Tomorrow I plan to break out and even pull a few weeds if I have the strength. This is the absolutely best time of year if you want to see RESULTS in your garden. The forested area on the far side of the house is pushing up the dozens of daffodils I have planted and the wood violets I have transplanted; bloodroot clusters of pure white simple flowers have volunteered here and there. I can see the leaves of the trout lilies, flowers on the pachysandra and the first hints of squirrel corn (a bleeding heart relative) and wild leeks.
The front garden is far more civilized, more's the pity, but there are swathes of scylla, whose perfect blue flowers never cease to lift my heart in early spring. The patch of bleeding heart, my childhood favourite, survived. The perennial gardens have also grouped themselves into Great Solomon's Seal and irises and Virginia Bluebells as well as many varieties of true geraniums.
The only thing that all of these plants have in common is the ability to survive in the shade. The wild garden continues to become more shady as the sugar maples thrive and the red oaks soldier on. But the front will be different this year. Emerald ash borers, whom I first noticed three years ago, have killed all of the ashes in our area and the devastation is severe. On this street, the old green ashes on the other side of the street are all gone and parts of the front garden will be sunny for the first time in thirty years.
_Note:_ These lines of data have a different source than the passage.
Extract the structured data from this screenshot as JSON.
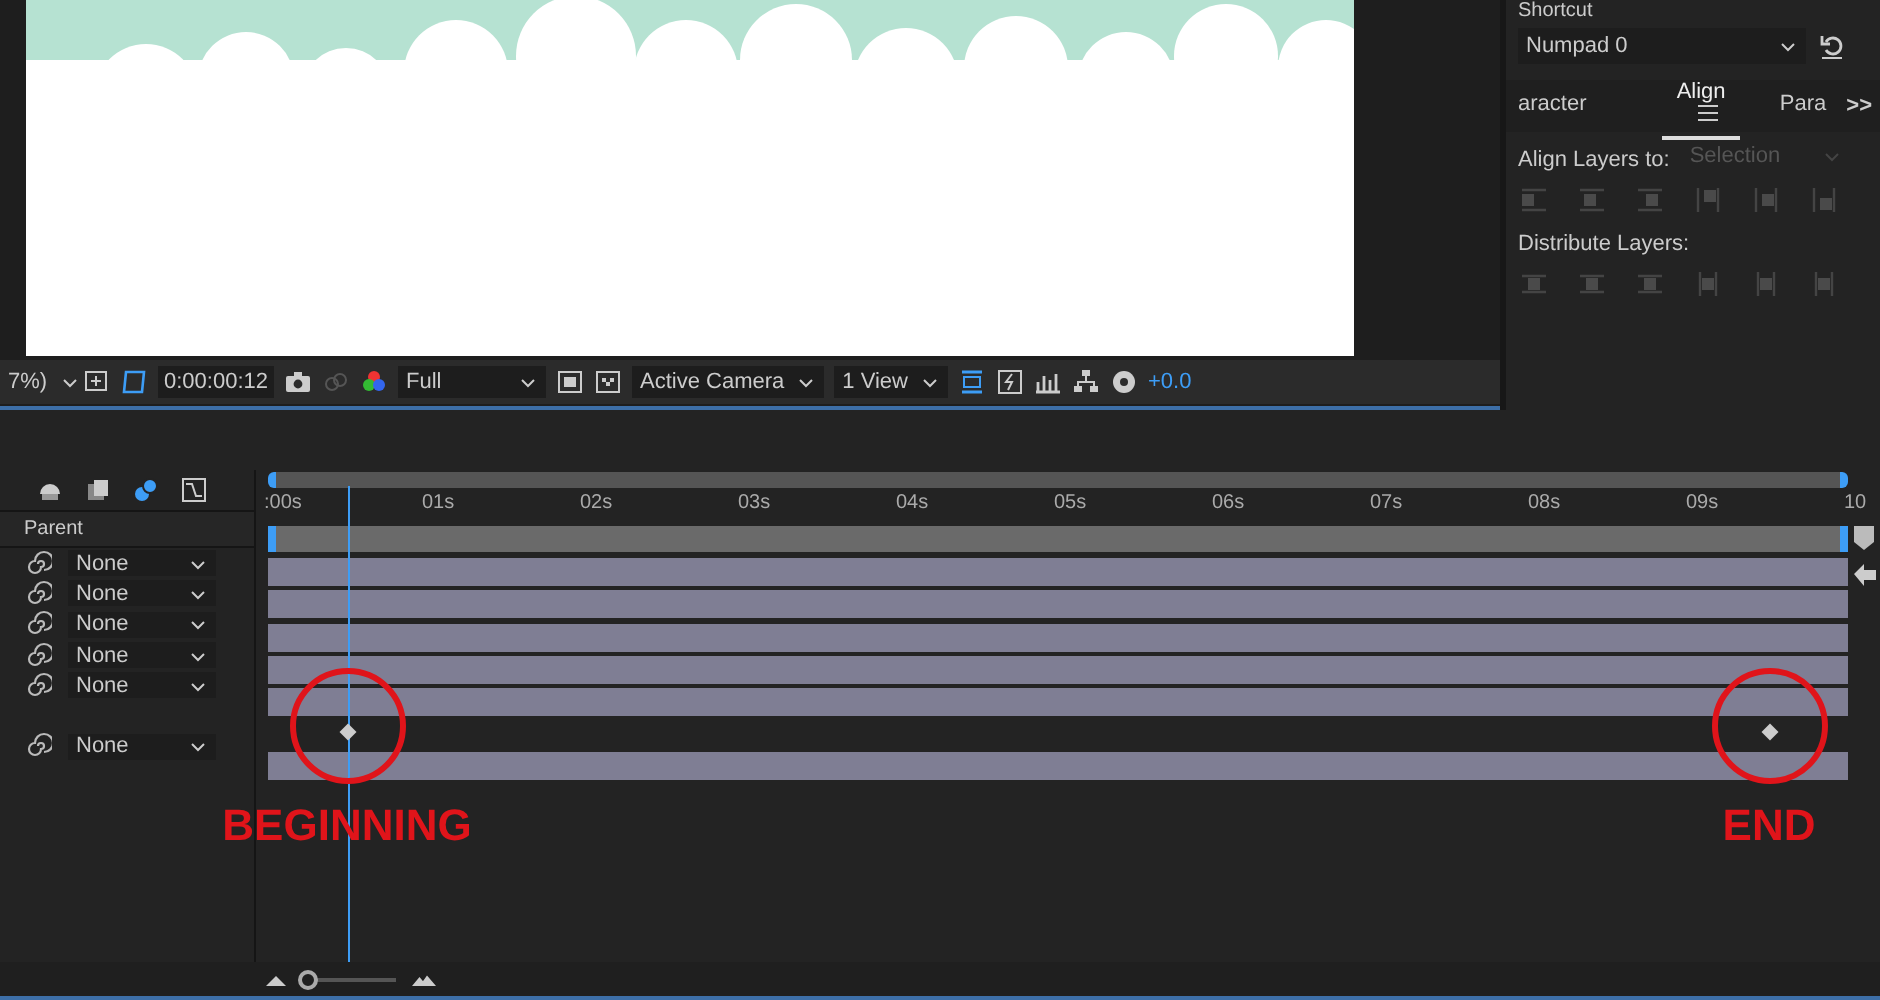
{
  "viewer_toolbar": {
    "zoom": "7%)",
    "timecode": "0:00:00:12",
    "resolution": "Full",
    "camera": "Active Camera",
    "views": "1 View",
    "exposure": "+0.0"
  },
  "side_panel": {
    "section_title": "Shortcut",
    "shortcut": "Numpad 0",
    "tabs": [
      {
        "label": "aracter",
        "selected": false
      },
      {
        "label": "Align",
        "selected": true
      },
      {
        "label": "Para",
        "selected": false
      }
    ],
    "more": ">>",
    "align_label": "Align Layers to:",
    "align_target": "Selection",
    "distribute_label": "Distribute Layers:"
  },
  "timeline": {
    "ruler": [
      ":00s",
      "01s",
      "02s",
      "03s",
      "04s",
      "05s",
      "06s",
      "07s",
      "08s",
      "09s",
      "10"
    ],
    "playhead": {
      "level": 0.05
    },
    "column_header": "Parent",
    "zoom_slider": {
      "level": 0.05
    },
    "rows": [
      {
        "kind": "layer",
        "parent": "None"
      },
      {
        "kind": "layer",
        "parent": "None"
      },
      {
        "kind": "layer",
        "parent": "None"
      },
      {
        "kind": "layer",
        "parent": "None"
      },
      {
        "kind": "layer",
        "parent": "None"
      },
      {
        "kind": "keyframes"
      },
      {
        "kind": "layer",
        "parent": "None"
      }
    ]
  },
  "annotations": [
    {
      "kind": "start",
      "text": "BEGINNING"
    },
    {
      "kind": "end",
      "text": "END"
    }
  ]
}
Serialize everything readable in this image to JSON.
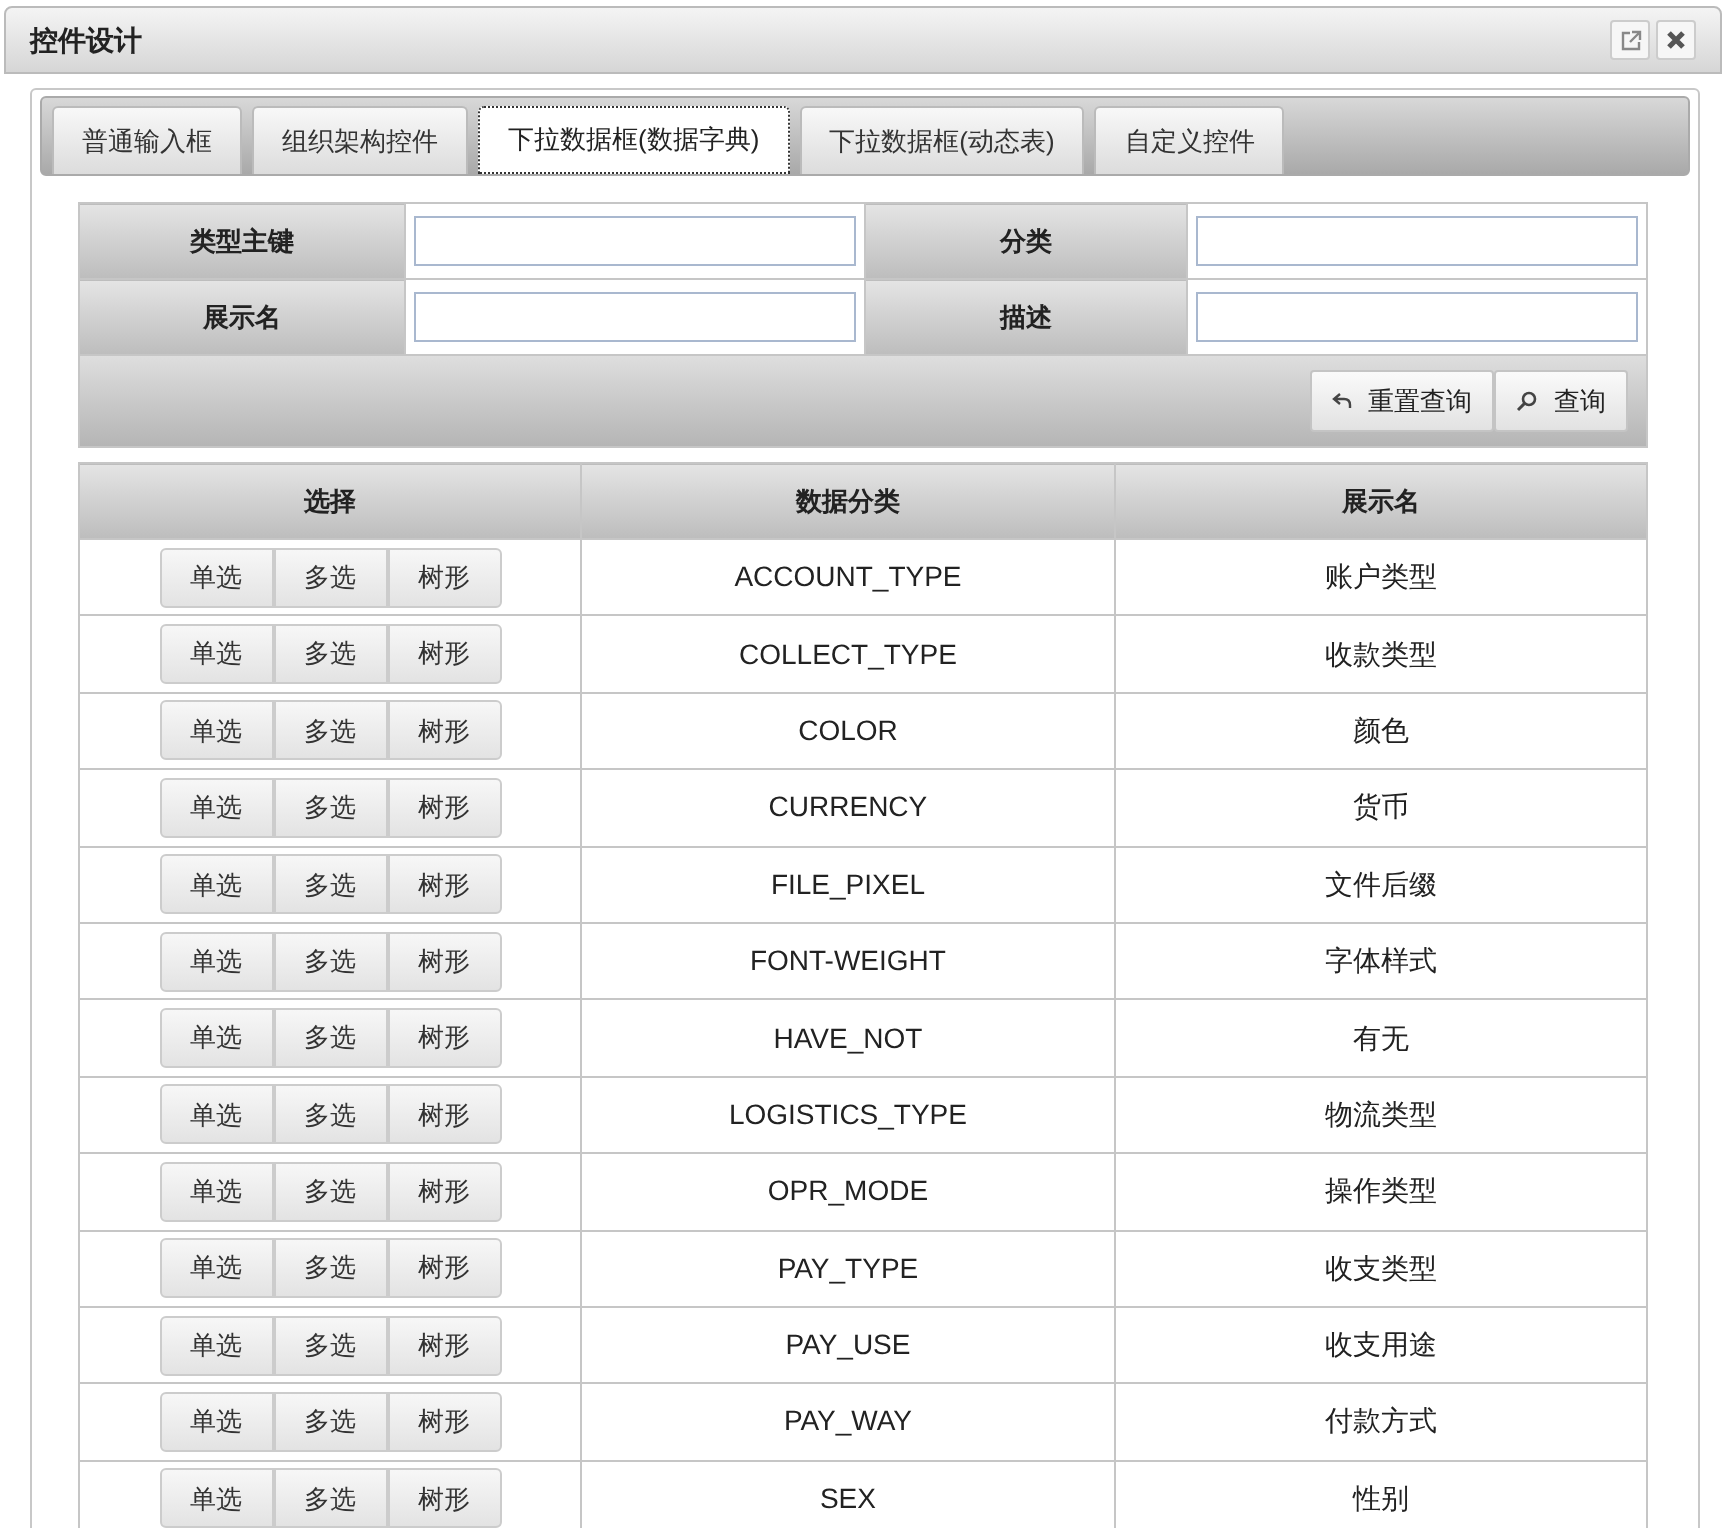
{
  "window": {
    "title": "控件设计"
  },
  "tabs": [
    {
      "label": "普通输入框",
      "selected": false
    },
    {
      "label": "组织架构控件",
      "selected": false
    },
    {
      "label": "下拉数据框(数据字典)",
      "selected": true
    },
    {
      "label": "下拉数据框(动态表)",
      "selected": false
    },
    {
      "label": "自定义控件",
      "selected": false
    }
  ],
  "search": {
    "fields": [
      {
        "label": "类型主键"
      },
      {
        "label": "分类"
      },
      {
        "label": "展示名"
      },
      {
        "label": "描述"
      }
    ],
    "buttons": [
      {
        "label": "重置查询",
        "kind": "reset"
      },
      {
        "label": "查询",
        "kind": "search"
      }
    ]
  },
  "table": {
    "columns": [
      "选择",
      "数据分类",
      "展示名"
    ],
    "rows": [
      {
        "buttons": [
          "单选",
          "多选",
          "树形"
        ],
        "category": "ACCOUNT_TYPE",
        "display_name": "账户类型"
      },
      {
        "buttons": [
          "单选",
          "多选",
          "树形"
        ],
        "category": "COLLECT_TYPE",
        "display_name": "收款类型"
      },
      {
        "buttons": [
          "单选",
          "多选",
          "树形"
        ],
        "category": "COLOR",
        "display_name": "颜色"
      },
      {
        "buttons": [
          "单选",
          "多选",
          "树形"
        ],
        "category": "CURRENCY",
        "display_name": "货币"
      },
      {
        "buttons": [
          "单选",
          "多选",
          "树形"
        ],
        "category": "FILE_PIXEL",
        "display_name": "文件后缀"
      },
      {
        "buttons": [
          "单选",
          "多选",
          "树形"
        ],
        "category": "FONT-WEIGHT",
        "display_name": "字体样式"
      },
      {
        "buttons": [
          "单选",
          "多选",
          "树形"
        ],
        "category": "HAVE_NOT",
        "display_name": "有无"
      },
      {
        "buttons": [
          "单选",
          "多选",
          "树形"
        ],
        "category": "LOGISTICS_TYPE",
        "display_name": "物流类型"
      },
      {
        "buttons": [
          "单选",
          "多选",
          "树形"
        ],
        "category": "OPR_MODE",
        "display_name": "操作类型"
      },
      {
        "buttons": [
          "单选",
          "多选",
          "树形"
        ],
        "category": "PAY_TYPE",
        "display_name": "收支类型"
      },
      {
        "buttons": [
          "单选",
          "多选",
          "树形"
        ],
        "category": "PAY_USE",
        "display_name": "收支用途"
      },
      {
        "buttons": [
          "单选",
          "多选",
          "树形"
        ],
        "category": "PAY_WAY",
        "display_name": "付款方式"
      },
      {
        "buttons": [
          "单选",
          "多选",
          "树形"
        ],
        "category": "SEX",
        "display_name": "性别"
      }
    ]
  }
}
While I welcome the opportunity to grow a tomato or two (although further out of range of a dog's hind leg would be ideal), I would much rather have the ashes back. When will cities learn to scatter their shot and plant a variety of trees species in every subdivision? Monoculture is a doomed venture.
I will leave you with a spring image, the prairie crocus. I have to sign off now because I can take a hint: I can't spell my way out of a paper bag this week; twice I have run through all six vowels before I got a word right. Fine. I surrender.
But tomorrow THE GAME IS ON! I'm BAACK!